一陣沉默打破了所有的波濤洶湧,我呆呆地看着他,滿是皺紋的臉上開始慢慢露出猙獰,痛苦與悲傷。

“在她搬回家沒住多久後,便離開了北平隻身去了上海,然後在一家工廠裏上班,邊上班邊上學,可是可是……”

老人哽咽了,眼淚止不住的往下流。

“當年的五四運動如星星之勢,燎原整個華夏,當時上海無數的愛國青年,爲了祖國上街遊行示威,所以有一些學生被特務盯上,而梅芷則是爲了救一名女學生而喪命的,是她用自己的軀體擋住了特務的子彈,據說她死的時候是笑着的,她撫平了學生眼角的淚,對她說道,謝謝你們,做成了我想做的事,你們一定要爲祖國的一統而努力,因爲這是無數人的期盼。”

“她的骨灰被我沙在臺灣海峽裏,我希望她能順過海水飄到海岸的另一頭去,這是她一直以來的願望。”

老人止住了淚水,然後拍了拍我的肩膀準備離開。

我面無表情的拉住了他的衣袖,問出了他最後一個問題。

“她有沒有什麼特別喜歡的日本作家?”

他疑惑的對我的問題擺了擺頭,“我不知道她有沒有什麼喜歡的日本作家,我只是依稀記得他外祖父好像酷愛日本文學,我記得他最喜歡的作家叫…”

那一刻我的心提起來,然後緊緊握住了拳頭。

“夏目漱石,對叫夏目漱石,這是他外祖父最喜歡的作家。
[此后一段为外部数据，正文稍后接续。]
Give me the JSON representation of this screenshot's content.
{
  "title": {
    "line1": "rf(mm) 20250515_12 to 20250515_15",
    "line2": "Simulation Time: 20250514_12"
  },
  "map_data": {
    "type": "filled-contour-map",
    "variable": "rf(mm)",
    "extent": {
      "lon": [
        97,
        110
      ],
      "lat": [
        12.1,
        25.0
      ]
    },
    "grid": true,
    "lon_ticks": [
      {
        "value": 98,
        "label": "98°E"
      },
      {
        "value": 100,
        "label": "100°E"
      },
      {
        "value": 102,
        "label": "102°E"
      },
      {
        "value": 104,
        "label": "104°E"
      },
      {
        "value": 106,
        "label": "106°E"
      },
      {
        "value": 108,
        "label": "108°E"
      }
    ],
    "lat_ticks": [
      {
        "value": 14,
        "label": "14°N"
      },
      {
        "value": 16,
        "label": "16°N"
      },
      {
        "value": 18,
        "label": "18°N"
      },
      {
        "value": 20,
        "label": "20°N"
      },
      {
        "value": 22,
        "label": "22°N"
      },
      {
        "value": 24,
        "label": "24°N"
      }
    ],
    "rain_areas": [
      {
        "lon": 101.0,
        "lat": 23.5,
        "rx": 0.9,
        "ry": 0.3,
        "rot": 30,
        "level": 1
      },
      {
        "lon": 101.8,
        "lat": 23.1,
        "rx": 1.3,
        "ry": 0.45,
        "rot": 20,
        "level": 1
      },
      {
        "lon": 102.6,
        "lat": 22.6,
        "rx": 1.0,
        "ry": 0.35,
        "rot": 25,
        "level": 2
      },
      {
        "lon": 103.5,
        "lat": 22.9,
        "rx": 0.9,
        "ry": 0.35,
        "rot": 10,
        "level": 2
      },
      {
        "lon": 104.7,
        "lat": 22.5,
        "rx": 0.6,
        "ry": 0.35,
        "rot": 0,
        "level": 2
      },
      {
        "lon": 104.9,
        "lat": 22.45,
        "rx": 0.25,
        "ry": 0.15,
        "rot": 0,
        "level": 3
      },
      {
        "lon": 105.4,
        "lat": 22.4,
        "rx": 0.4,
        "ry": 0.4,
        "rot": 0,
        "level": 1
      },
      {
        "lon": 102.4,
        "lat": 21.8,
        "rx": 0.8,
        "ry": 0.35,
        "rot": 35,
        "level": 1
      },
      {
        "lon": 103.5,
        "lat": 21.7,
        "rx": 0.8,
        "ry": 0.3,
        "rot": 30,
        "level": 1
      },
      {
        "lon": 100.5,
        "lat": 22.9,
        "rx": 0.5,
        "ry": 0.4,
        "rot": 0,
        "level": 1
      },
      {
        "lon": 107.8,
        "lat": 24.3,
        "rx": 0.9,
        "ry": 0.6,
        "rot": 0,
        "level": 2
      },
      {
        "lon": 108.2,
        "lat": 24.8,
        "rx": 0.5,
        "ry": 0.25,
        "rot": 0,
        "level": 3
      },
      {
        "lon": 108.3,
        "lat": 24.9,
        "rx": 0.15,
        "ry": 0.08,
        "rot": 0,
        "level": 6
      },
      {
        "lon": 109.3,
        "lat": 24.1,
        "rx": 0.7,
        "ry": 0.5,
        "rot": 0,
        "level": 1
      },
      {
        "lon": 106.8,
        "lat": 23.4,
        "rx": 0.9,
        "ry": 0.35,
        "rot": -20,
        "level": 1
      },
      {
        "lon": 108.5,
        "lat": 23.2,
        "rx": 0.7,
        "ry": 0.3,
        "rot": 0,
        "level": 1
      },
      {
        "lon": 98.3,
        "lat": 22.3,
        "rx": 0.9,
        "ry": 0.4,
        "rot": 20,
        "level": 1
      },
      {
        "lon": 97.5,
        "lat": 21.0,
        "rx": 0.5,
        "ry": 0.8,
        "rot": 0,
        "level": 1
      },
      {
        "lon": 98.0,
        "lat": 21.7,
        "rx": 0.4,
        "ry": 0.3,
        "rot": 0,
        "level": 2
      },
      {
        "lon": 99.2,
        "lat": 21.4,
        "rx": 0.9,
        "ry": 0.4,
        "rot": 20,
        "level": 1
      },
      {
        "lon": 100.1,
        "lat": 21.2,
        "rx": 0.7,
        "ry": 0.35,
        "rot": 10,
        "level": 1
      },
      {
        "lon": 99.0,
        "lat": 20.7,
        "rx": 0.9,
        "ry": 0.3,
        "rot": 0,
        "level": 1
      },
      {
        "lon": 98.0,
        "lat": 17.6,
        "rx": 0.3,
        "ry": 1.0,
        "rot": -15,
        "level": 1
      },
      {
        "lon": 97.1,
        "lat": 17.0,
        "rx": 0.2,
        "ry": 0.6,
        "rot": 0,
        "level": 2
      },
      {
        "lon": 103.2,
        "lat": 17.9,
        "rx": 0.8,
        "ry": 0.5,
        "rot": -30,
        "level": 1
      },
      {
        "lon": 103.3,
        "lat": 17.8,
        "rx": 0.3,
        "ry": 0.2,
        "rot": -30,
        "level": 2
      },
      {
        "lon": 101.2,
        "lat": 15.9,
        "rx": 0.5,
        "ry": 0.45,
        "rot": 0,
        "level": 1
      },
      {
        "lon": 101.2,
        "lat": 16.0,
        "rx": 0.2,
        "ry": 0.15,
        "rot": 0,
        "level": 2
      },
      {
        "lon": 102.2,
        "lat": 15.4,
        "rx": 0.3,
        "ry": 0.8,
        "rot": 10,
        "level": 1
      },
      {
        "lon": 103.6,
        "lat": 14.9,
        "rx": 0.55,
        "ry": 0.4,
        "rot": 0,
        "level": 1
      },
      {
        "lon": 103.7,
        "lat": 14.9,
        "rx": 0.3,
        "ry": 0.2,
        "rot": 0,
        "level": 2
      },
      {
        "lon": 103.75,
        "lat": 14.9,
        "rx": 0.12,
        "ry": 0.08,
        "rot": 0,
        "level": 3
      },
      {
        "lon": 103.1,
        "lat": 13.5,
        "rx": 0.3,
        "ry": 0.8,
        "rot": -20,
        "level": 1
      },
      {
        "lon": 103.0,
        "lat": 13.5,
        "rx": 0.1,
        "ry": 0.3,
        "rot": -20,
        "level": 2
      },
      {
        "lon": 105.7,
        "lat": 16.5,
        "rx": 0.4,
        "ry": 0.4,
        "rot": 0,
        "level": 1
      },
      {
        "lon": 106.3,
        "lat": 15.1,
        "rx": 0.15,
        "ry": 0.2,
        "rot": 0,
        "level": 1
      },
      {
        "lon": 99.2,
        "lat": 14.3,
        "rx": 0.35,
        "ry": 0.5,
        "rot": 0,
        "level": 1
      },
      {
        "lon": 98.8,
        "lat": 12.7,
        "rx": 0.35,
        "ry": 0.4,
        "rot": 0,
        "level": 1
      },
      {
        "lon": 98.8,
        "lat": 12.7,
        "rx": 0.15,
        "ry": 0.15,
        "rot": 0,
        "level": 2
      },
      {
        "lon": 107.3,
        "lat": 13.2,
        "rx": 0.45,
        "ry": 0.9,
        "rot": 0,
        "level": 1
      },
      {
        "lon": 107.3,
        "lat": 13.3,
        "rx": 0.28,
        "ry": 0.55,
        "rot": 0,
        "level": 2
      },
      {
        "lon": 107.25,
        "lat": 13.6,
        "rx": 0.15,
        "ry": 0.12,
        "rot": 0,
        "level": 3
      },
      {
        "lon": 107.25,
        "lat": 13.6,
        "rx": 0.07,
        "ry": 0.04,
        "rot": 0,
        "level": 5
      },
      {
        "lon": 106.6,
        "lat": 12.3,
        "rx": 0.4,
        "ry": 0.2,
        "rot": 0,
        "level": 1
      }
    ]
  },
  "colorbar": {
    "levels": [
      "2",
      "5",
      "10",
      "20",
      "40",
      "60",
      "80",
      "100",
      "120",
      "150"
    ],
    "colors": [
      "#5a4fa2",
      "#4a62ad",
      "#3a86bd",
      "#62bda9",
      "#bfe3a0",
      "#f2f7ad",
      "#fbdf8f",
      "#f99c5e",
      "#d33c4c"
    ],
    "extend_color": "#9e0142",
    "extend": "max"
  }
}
”

我笑了,是一種舒心的笑。

“今夜月色真美,今夜月色真美……”我彷彿像得了瘋症一般不斷重複着這樣一句話。

原來,她愛過我,這便足夠了。

9

抗日戰爭勝利後,祖國接踵而來的是內戰,爲了反對內戰一二一運動正式登上了歷史的舞臺,當我看到一個又一個朝氣蓬勃的青年人豪情壯志的爲祖國的未來遊街時,我淚眼婆娑,彷彿看到了那抹不屈的白色倩影。

於是,我不顧其他人的反對,義無反顧地在學生遞給我反對內戰的宣言簽上了我的姓名。

我想這就是梅芷想做的吧。

後來,我離開了昆明去了臺灣,想要完成她未完成的夢。

當我坐着輪渡經過臺灣海峽時,我不顧身體的羸弱,毅然踏上夾板,感受着海風和碧海藍天。

我想這便是我與梅芷若干年後,隔得最近的一次了。

沒過多久,妻攜子赴臺,於是我們便在臺灣定居下來。

每年冬天的時候,我總會不顧妻兒的勸告拐着柺杖去梅園看雪。

當淡淡梅香傳到我鼻中時,我似乎能看到梅芷擡頭露出怯生生表情,結巴着對我說道:“不用謝,這是我應該做的”的場景。

忽然,兩個青年的嬉鬧吸引了我的注意。

“唉,一直都在說抗日戰爭的慘烈,但是我卻一點都沒看出來?”

另一個孩子拉扯他的衣袖對他說道:“不要亂說……”

還沒讓他說完,我的柺杖就向那個小男孩打去,然後便沒了意識,倒在了雪地裏。

我醒來時,是躺在病牀上,妻兒都憂心忡忡守在一側,並且那兩個青年和青年所讀學校的校長也恭敬地站在那兒道歉。

校長氣急敗壞地說道:“抗日戰爭是民國二十六年開始的,若是從九一八算起抗日整整打了十四年,無數烈士爲了國家大統拋頭顱,灑熱血,所以你怎麼能說出這種混賬話。”

我淚眼婆娑巍巍道:“四百萬人同一哭,去年今日割臺灣,所以抗日不應該是這樣算的,而要從光緒二十一年算起,當清庭割讓臺灣後,無數愛國先烈就爲此以身殉國。”

房間裏瞬間沉默了下來,沒有人說一句話。

我側了側身子,看到白色落地窗外紛飛的雪花,似乎我又聞到了那淡淡的梅花香。